Thursday, July 23, 2009

Sandwich Board Signs

Last week, the Council passed a compromise that my staff and I came up with, between small businesses and pedestrians in the city.



Months ago, Planning staff presented their proposed changes to the City's zoning ordinance dealing with signs. One of their proposals regarded A-frame sandwich board advertising signs; the rule had been that these were allowed basically anywhere, but required an obstruction permit from Public Works. Planning staff had learned that this was never followed, because Public Works does not give out obstruction permits for impermanent objects placed on sidewalks. Their proposal would have allowed these signs anywhere in town, as long as the sign doesn't block the sidewalk.



Council Member Lisa Goodman, who represents downtown, has heard quite a few complaints about these signs, especially on Nicollet Mall. I could understand her position: between sidewalk cafes, newspaper boxes, planters, light fixtures, signs and parking meters, downtown sidewalks can get pretty cluttered. She and I have also heard some very significant concerns from people in the disability community about the impact of these obstructions on blind or sight-impaired pedestrians and folks trying to navigate city sidewalks in wheelchairs.

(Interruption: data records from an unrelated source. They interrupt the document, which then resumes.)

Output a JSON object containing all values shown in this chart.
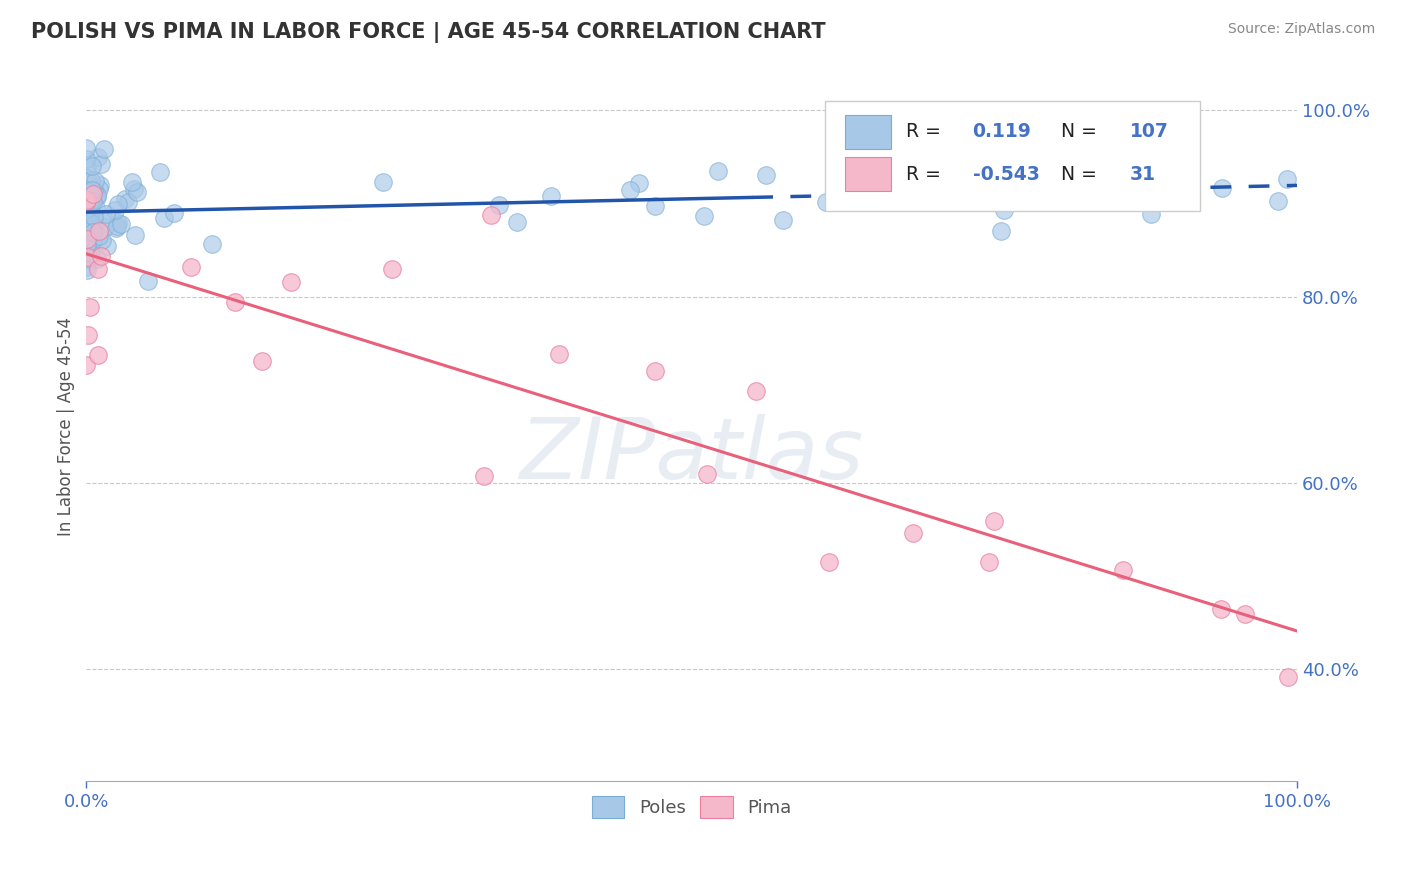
{
  "title": "POLISH VS PIMA IN LABOR FORCE | AGE 45-54 CORRELATION CHART",
  "source": "Source: ZipAtlas.com",
  "ylabel": "In Labor Force | Age 45-54",
  "xlim": [
    0.0,
    1.0
  ],
  "ylim": [
    0.28,
    1.04
  ],
  "poles_R": 0.119,
  "poles_N": 107,
  "pima_R": -0.543,
  "pima_N": 31,
  "poles_color": "#a8c8e8",
  "poles_edge_color": "#7aadd4",
  "poles_line_color": "#2255aa",
  "pima_color": "#f5b8cb",
  "pima_edge_color": "#e880a0",
  "pima_line_color": "#e8607a",
  "background_color": "#ffffff",
  "grid_color": "#bbbbbb",
  "watermark_color": "#d0dde8",
  "tick_color": "#4472c4",
  "legend_color": "#4472c4",
  "title_color": "#333333",
  "ylabel_color": "#555555",
  "source_color": "#888888"
}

These concerns prompted Lisa to move to ban these signs citywide. I let the small business associations in my ward know about this proposal, and they were uniformly opposed. The West Bank Business Association, Seward Civic and Commerce Association and Lake Street Council all formally opposed the idea. Their arguments are compelling: for many small businesses, sandwich board signs are the only affordable way to let passersby know that they exist, and what goods and services they offer. In addition, my office heard from some residents that they appreciate sandwich board signs, because they lend commercial corridors a vibrant, exciting vibe, which makes them more attractive to pedestrians.

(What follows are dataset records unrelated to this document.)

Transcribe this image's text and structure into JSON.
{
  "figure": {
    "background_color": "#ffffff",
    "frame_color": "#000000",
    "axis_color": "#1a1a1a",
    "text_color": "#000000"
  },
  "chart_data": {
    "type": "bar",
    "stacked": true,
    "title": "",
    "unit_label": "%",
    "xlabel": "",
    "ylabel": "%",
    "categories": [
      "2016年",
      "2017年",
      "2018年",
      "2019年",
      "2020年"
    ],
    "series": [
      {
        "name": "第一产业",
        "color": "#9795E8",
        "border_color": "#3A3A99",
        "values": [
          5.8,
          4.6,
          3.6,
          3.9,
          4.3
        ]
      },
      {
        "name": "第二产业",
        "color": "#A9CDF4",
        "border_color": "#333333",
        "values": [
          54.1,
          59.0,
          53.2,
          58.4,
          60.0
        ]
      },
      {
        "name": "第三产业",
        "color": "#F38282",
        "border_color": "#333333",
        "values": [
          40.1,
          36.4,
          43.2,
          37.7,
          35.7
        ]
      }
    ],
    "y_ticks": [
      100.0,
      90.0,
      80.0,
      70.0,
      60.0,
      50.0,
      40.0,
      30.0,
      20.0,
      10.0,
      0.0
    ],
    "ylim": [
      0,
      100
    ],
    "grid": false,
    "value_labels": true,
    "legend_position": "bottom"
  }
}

When this came before the Zoning and Planning committee on July 8, my staff had done some research and prepared a compromise. It turns out there was a very helpful description of the four 'zones' of each sidewalk in the draft Pedestrian Master Plan. So first, we kept CM Goodman's proposed ban on sandwich board signs in downtown. Second, sandwich board signs outside of downtown would be allowed, but only in the "Planting/Furnishing" or "Frontage" zones, and not in the "Walk" zone.



It's my hope that this compromise, which passed the Council unanimously on July 17, will meet the needs of all users. It gives our zoning enforcement staff the flexibility to limit obstructions, while still allowing the small businesses in our neighborhoods to let people know where they are.